LORD Byron was a man of passion — and not just in his love affairs.
So said Hucknall’s rector, the Rev Kathryn Herrod, in an address at the annual service in the town’s parish church to mark the anniversary of the poet’s death.
She added: “Byron showed enthusiasm, zeal and a desire to make his mark in the world — not least by helping the Greek people in their fight for independence from the Turks. He wanted to play what part he could to make a difference and use his influence to improve the lot of someone else.
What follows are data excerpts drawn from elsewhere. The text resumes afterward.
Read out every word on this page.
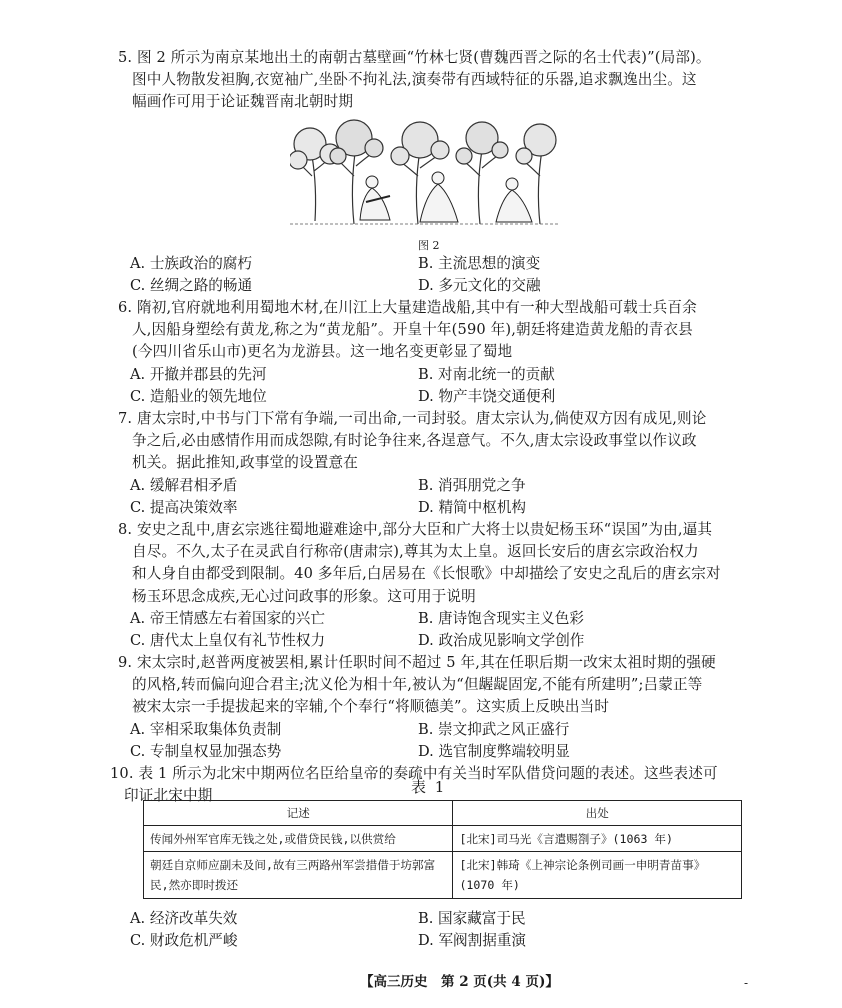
5. 图 2 所示为南京某地出土的南朝古墓壁画“竹林七贤(曹魏西晋之际的名士代表)”(局部)。
图中人物散发袒胸,衣宽袖广,坐卧不拘礼法,演奏带有西域特征的乐器,追求飘逸出尘。这
幅画作可用于论证魏晋南北朝时期
图 2
A. 士族政治的腐朽	B. 主流思想的演变
C. 丝绸之路的畅通	D. 多元文化的交融
6. 隋初,官府就地利用蜀地木材,在川江上大量建造战船,其中有一种大型战船可载士兵百余
人,因船身塑绘有黄龙,称之为“黄龙船”。开皇十年(590 年),朝廷将建造黄龙船的青衣县
(今四川省乐山市)更名为龙游县。这一地名变更彰显了蜀地
A. 开撤并郡县的先河	B. 对南北统一的贡献
C. 造船业的领先地位	D. 物产丰饶交通便利
7. 唐太宗时,中书与门下常有争端,一司出命,一司封驳。唐太宗认为,倘使双方因有成见,则论
争之后,必由感情作用而成怨隙,有时论争往来,各逞意气。不久,唐太宗设政事堂以作议政
机关。据此推知,政事堂的设置意在
A. 缓解君相矛盾	B. 消弭朋党之争
C. 提高决策效率	D. 精简中枢机构
8. 安史之乱中,唐玄宗逃往蜀地避难途中,部分大臣和广大将士以贵妃杨玉环“误国”为由,逼其
自尽。不久,太子在灵武自行称帝(唐肃宗),尊其为太上皇。返回长安后的唐玄宗政治权力
和人身自由都受到限制。40 多年后,白居易在《长恨歌》中却描绘了安史之乱后的唐玄宗对
杨玉环思念成疾,无心过问政事的形象。这可用于说明
A. 帝王情感左右着国家的兴亡	B. 唐诗饱含现实主义色彩
C. 唐代太上皇仅有礼节性权力	D. 政治成见影响文学创作
9. 宋太宗时,赵普两度被罢相,累计任职时间不超过 5 年,其在任职后期一改宋太祖时期的强硬
的风格,转而偏向迎合君主;沈义伦为相十年,被认为“但龌龊固宠,不能有所建明”;吕蒙正等
被宋太宗一手提拔起来的宰辅,个个奉行“将顺德美”。这实质上反映出当时
A. 宰相采取集体负责制	B. 崇文抑武之风正盛行
C. 专制皇权显加强态势	D. 选官制度弊端较明显
10. 表 1 所示为北宋中期两位名臣给皇帝的奏疏中有关当时军队借贷问题的表述。这些表述可
印证北宋中期	表 1
记述	出处
传闻外州军官库无钱之处,或借贷民钱,以供赏给	[北宋]司马光《言遣赐劄子》(1063 年)
朝廷自京师应副未及间,故有三两路州军尝措借于坊郭富民,然亦即时拨还	[北宋]韩琦《上神宗论条例司画一申明青苗事》(1070 年)
A. 经济改革失效	B. 国家藏富于民
C. 财政危机严峻	D. 军阀割据重演
【高三历史　第 2 页(共 4 页)】	-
He felt passionate about helping the underdog.”
During the service, wreaths were laid on Byron’s tomb by David Herbert for the Lytton family (who are descendants of the poet), Bunty Cardwell for the Byron family, Joyce Smith for Newstead Abbey Byron Society (NABS), Ann Bamford for the International Byron Society, Trish Davis for Newstead Abbey and Ken Purslow, chairman and secretary of NABS, in memory of prominent Byronists Elma Dangerfield, Lucy Edwards and Maureen Crisp.
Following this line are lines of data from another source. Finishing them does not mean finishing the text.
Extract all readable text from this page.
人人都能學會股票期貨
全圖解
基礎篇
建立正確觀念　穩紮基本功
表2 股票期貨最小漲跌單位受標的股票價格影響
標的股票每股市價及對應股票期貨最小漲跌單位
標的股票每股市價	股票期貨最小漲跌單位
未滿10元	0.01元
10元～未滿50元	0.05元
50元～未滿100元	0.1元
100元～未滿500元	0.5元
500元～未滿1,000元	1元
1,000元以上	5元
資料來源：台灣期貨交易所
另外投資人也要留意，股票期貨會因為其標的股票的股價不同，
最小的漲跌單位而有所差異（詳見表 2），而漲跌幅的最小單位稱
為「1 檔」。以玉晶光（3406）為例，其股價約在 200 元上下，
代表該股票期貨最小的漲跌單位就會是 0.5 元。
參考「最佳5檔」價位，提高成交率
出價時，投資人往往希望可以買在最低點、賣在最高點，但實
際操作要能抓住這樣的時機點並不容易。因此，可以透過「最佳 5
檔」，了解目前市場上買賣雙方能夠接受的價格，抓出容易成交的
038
This year has marked the 200th anniversary of Byron’s maiden speech in the House Of Lords in defence of the Luddite framework-knitters, some of whom lived and worked in Hucknall and Bulwell.
Mr Herbert read part of the speech, followed by a recital of Byron’s poem, ‘Ode To The Framers Of The Frame Bill’, by Mr Purslow. A reading from the Bible was given by Pearl Hargarve Brown.
The service was preceded by the annual meeting of NABS, held at the John Godber Centre on Ogle Street, Hucknall.
Officers re-elected were Mr Purslow as chairman and secretary, Humphrey Lewis and David Green as vice-presidents, Mrs Hargarve Brown as treasurer and Lisa Hopwood as minutes secretary.
Members of NABS also held a ‘Poetry On The Patio’ event at County Hall, West Bridgford, this week.